Wage gains remain flat

The U.S. labor market has been steadily improving since turning around in March 2010. The economy is adding nearly 200,000 private-sector jobs each month. Initial claims for unemployment insurance recently fell to a five-year low, and the unemployment rate dropped from 10 percent in late 2009 to 7.4 percent today.

But job growth remains too slow. The unemployment rate has fallen for good reasons (more jobs) and bad (people leaving the labor force). Other measures indicate the job market is still in sad shape.

Unsurprisingly, real wage gains have been minimal in recent years. According to the Bureau of Labor Statistics, the real hourly wage has hardly moved since early 2007. Behind this flat trend are more troubling ones: Earnings at the lower end of the income distribution have fallen, while earnings at the upper end have risen. The median-income worker has fallen further behind.
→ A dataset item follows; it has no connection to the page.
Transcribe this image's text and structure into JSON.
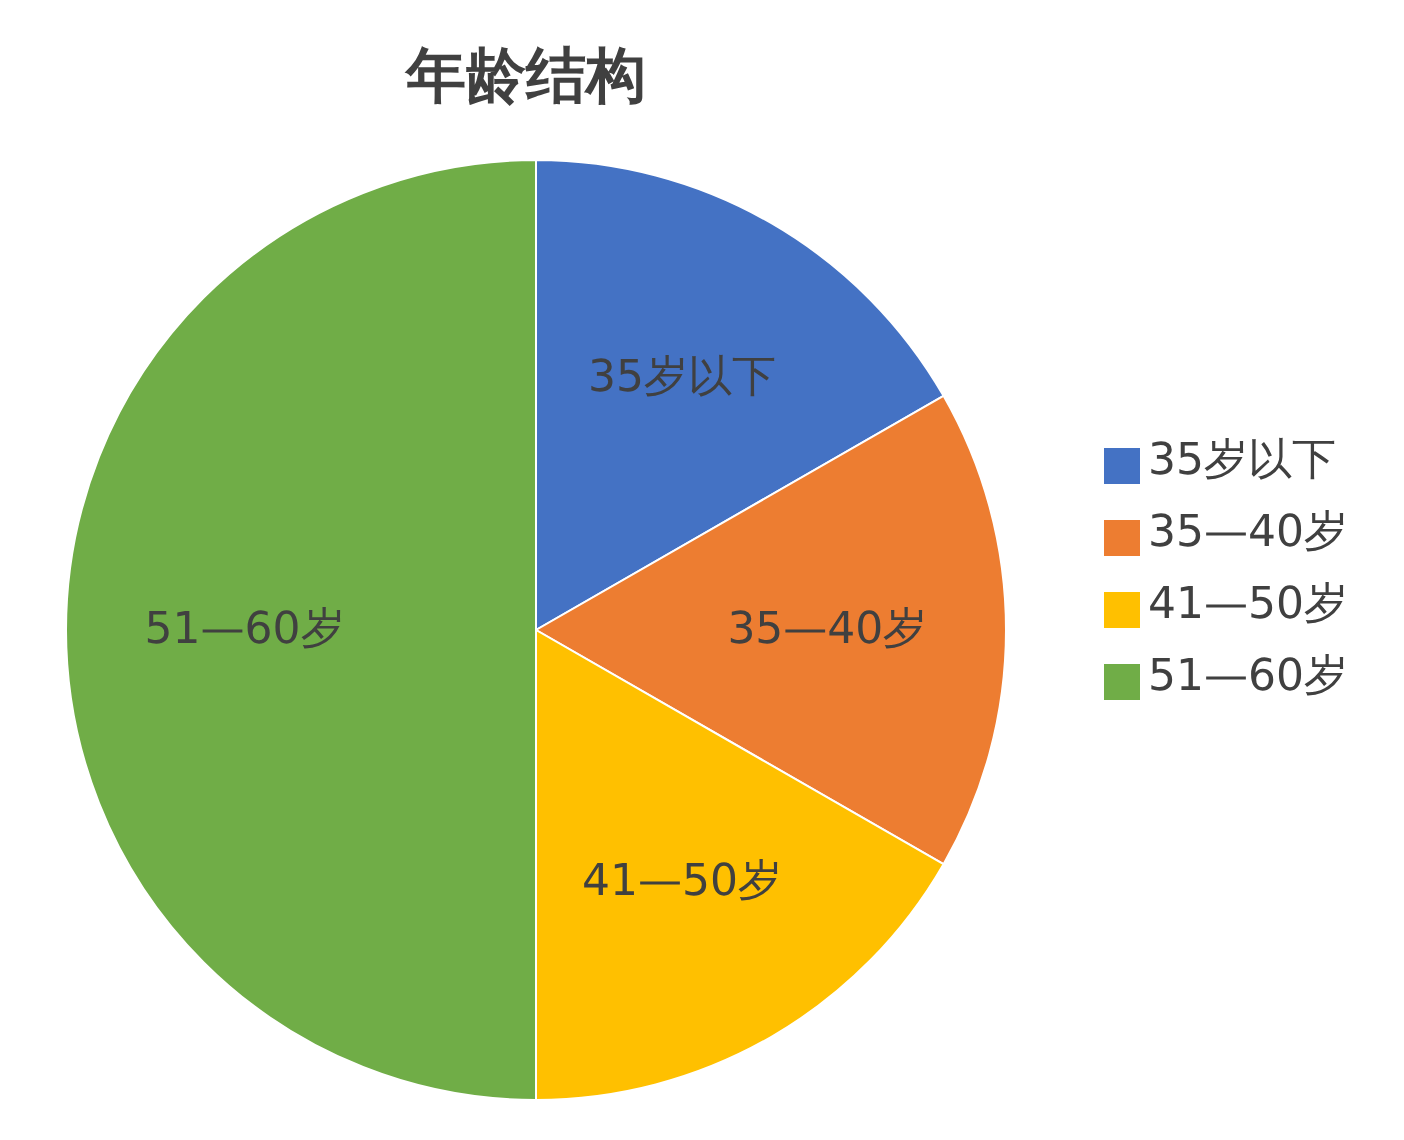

In “This Time Is Different: Eight Centuries of Financial Folly,” authors Carmen M. Reinhart and Kenneth Rogoff showed that a recession caused by a systemic financial crisis takes much longer to recover from than one caused by other sources. They cautioned in 2009 that the latest downturn, like those of 1873, 1892, 1907 and 1929 that also originated in the financial sector, would be long and protracted. Unfortunately, their projections have so far been on the mark.

Short of inflating the economy, the Federal Reserve did about as much as could be expected to jump-start the economy. What about fiscal policies? Princeton economist Paul Krugman has been saying for years that, for the economy to get back on track, public spending must step in and fill the vacuum left by a lack of private demand. Equally prominent economists, such as Jeffrey Sachs of Columbia and N. Gregory Mankiw of Harvard, have warned that short-term stimulus packages are wasteful and lead to deeper debt.

What most economists would agree on is that de facto policies, which range from political gridlock and kicking the can down the road to the federal spending sequester, have slowed growth. According to our model of the U.S. economy, the sequester will cut GDP growth by half a percentage point in 2013.

The labor market is still in bad shape. However, it is improving, and we are more than halfway over the hump. Here is a sketch of how we expect the rest of the recovery to unfold. In the third quarter of this year, real per capita GDP will hit its previous peak last reached at the end of 2007. In the third quarter of 2014, payroll employment will reach its previous peak of January 2008. In late 2015, the unemployment rate will drop below 6.5 percent, and the Fed will start raising interest rates.

And in 2018, the jobless rate will drop below 5.5 percent — full employment, at last.

Patrick Newport is director of long-term forecasting at IHS Inc. in Lexington, Mass.